ActualitéEditorialMis en avant

Cameroun-Le devoir de logique dans la démarche politique

 L’année qui vient de s’achever a été marqué par la tenue de plusieurs échéances électorales, auxquelles bien évidemment n’ont pas pris part toute les formations politiques, pour divers raisons dont l’une et pas des moindres, concernant la réforme consensuelle du code électoral, élément central pour l’organisation crédible des élections.

Dans cette logique, plusieurs citoyens ont dû subir, des privations de liberté à travers des procès devant les intenses juridictionnelles du pays.

Sauf que politiquement rien n’a bougé sur cette question précise, et pourtant ce ne sont pas les occasions légaux qui ont manquées. L’année qui s’achève a connu pas moins de 4 sessions parlementaires, sans jamais poser sur la table cette question s’y importante à en croire les acteurs politiques et même de la société civile.
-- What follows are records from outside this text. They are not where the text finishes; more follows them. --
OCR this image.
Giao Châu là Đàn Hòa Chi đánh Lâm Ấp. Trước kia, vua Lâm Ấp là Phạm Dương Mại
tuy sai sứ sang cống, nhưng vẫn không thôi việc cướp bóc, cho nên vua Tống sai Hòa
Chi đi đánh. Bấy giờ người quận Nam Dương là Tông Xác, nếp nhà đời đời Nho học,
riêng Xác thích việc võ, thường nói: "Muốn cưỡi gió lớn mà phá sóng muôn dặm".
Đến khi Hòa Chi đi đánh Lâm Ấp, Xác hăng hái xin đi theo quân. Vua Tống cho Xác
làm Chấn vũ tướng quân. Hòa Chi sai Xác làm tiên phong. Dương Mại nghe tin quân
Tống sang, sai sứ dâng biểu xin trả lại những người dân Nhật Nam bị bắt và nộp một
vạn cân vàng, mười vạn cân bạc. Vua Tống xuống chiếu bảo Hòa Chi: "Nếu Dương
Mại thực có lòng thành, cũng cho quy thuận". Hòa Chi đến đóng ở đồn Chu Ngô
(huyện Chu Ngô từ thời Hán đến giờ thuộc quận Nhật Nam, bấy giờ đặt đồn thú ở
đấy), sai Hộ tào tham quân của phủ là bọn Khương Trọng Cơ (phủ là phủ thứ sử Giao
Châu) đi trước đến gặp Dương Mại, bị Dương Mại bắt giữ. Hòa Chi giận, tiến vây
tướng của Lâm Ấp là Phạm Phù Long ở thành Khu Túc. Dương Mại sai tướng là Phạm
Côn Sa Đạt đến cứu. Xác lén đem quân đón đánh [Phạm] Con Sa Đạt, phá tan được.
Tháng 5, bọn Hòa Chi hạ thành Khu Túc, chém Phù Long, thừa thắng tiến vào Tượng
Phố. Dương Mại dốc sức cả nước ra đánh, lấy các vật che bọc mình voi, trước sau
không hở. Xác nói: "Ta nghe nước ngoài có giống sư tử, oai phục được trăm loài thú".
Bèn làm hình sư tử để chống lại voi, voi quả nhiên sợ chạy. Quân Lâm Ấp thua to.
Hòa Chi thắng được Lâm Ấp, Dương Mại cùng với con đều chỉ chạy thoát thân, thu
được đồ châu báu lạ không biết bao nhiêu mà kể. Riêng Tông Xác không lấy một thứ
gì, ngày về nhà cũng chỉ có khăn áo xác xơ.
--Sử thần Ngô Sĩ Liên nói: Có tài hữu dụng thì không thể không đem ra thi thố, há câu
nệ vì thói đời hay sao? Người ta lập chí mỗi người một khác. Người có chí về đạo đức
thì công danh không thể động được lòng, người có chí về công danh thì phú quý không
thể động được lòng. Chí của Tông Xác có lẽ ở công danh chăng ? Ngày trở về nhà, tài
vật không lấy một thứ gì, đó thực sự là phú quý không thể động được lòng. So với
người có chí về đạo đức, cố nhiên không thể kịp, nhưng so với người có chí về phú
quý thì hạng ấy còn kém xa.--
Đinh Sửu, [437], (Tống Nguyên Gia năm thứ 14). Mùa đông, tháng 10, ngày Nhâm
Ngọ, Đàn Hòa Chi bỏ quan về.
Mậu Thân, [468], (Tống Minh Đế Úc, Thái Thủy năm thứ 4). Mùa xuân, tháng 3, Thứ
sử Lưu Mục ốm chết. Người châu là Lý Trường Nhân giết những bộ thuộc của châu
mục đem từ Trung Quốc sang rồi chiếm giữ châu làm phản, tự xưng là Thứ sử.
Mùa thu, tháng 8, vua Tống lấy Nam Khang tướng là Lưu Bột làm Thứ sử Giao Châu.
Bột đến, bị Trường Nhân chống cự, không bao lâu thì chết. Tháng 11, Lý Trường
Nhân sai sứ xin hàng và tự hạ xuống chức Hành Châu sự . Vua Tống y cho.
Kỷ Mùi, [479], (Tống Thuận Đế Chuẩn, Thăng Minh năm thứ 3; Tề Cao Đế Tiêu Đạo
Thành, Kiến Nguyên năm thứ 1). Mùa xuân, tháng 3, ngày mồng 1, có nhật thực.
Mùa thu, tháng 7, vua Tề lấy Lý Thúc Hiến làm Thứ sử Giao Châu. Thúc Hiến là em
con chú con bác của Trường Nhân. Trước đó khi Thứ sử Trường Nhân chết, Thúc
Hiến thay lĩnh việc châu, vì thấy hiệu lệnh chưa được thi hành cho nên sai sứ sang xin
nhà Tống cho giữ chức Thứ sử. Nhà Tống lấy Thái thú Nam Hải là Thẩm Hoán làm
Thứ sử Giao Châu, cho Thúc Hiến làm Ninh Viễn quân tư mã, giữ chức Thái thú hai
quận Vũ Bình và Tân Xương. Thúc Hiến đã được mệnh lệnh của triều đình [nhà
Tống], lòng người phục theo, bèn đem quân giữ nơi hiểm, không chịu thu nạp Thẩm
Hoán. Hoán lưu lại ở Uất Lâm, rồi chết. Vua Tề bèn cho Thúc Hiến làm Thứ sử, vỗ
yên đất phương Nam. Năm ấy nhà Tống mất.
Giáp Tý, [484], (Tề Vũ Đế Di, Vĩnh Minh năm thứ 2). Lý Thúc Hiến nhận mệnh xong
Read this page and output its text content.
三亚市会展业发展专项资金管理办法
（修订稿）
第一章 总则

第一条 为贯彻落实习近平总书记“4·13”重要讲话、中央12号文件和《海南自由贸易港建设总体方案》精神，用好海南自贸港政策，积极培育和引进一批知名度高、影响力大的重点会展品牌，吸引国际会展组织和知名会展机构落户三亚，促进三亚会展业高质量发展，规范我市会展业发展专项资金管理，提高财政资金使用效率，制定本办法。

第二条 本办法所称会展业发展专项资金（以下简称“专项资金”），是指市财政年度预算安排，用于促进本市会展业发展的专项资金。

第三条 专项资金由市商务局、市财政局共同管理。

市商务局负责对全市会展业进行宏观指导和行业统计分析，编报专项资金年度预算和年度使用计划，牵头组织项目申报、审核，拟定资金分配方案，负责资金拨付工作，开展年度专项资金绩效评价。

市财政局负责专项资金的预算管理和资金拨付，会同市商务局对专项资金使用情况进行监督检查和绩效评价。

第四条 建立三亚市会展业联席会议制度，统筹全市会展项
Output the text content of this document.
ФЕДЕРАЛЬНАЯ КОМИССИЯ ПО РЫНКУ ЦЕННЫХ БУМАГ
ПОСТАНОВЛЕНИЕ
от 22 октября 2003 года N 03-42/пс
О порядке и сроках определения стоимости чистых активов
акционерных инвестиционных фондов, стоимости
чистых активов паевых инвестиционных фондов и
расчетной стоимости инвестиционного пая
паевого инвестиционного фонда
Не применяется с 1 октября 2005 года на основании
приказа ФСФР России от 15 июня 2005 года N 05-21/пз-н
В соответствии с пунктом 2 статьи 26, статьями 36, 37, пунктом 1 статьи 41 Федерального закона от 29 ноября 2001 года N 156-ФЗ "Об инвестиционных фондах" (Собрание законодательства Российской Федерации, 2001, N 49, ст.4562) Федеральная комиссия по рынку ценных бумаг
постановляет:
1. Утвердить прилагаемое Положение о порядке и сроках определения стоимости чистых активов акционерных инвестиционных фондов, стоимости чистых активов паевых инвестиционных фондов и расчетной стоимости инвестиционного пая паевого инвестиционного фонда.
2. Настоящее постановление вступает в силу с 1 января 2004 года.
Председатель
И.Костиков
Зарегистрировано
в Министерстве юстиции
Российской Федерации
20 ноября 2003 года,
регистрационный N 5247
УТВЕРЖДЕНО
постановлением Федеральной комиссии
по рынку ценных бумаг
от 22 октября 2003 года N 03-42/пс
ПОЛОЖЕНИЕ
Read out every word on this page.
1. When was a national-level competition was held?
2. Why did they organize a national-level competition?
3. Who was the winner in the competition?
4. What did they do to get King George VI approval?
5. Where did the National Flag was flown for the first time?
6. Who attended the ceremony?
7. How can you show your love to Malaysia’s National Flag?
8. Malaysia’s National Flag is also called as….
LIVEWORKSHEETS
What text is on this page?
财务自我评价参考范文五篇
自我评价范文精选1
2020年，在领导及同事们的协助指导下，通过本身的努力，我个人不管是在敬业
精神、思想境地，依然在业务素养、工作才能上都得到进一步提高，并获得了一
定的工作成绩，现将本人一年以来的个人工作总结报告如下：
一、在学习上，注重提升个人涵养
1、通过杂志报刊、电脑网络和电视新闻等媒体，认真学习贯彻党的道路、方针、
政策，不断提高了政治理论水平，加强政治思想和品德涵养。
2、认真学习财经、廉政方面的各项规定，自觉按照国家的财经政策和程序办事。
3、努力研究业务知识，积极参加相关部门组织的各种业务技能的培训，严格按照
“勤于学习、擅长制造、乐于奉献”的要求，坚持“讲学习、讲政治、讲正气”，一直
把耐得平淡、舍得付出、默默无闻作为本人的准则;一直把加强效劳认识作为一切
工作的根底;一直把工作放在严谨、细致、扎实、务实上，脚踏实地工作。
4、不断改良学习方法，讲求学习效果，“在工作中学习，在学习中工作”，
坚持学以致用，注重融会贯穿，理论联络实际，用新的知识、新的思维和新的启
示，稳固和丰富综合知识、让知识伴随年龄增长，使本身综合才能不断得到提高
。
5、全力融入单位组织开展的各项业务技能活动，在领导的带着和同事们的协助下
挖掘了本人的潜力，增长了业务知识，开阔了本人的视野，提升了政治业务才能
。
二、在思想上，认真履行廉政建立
Dans cette logique, on s’attendrait en temps normal, que la résistance entamée par certaines formations politiques ne baissent point la garde, du moins à la bonne compréhension de l’idéologie qui a soutenu le boycotte des processus électoraux de l’année 2020.

Mais comme par magie, on se retrouve dans une campagne de sensibilisation pour les inscriptions sur les listes électorales, vu que le processus est lancé tous les ans, à la date du 1er Janvier jusqu’au 31 Aout.

Vouloir Comprendre

Comment comprendre ces appels qui se multiplient pour inviter les citoyens à s’inscrire sur les listes, d’autant plus à en croire, les différents acteurs engagés, un des problèmes qu’est supposé résoudre la réforme du code électoral, concerne aussi la gestion des données de la refonte du fichier électoral, qui crée débat, au moment de la publication des chiffres, par le conseil électoral en fin de campagne au soir du 31 Août.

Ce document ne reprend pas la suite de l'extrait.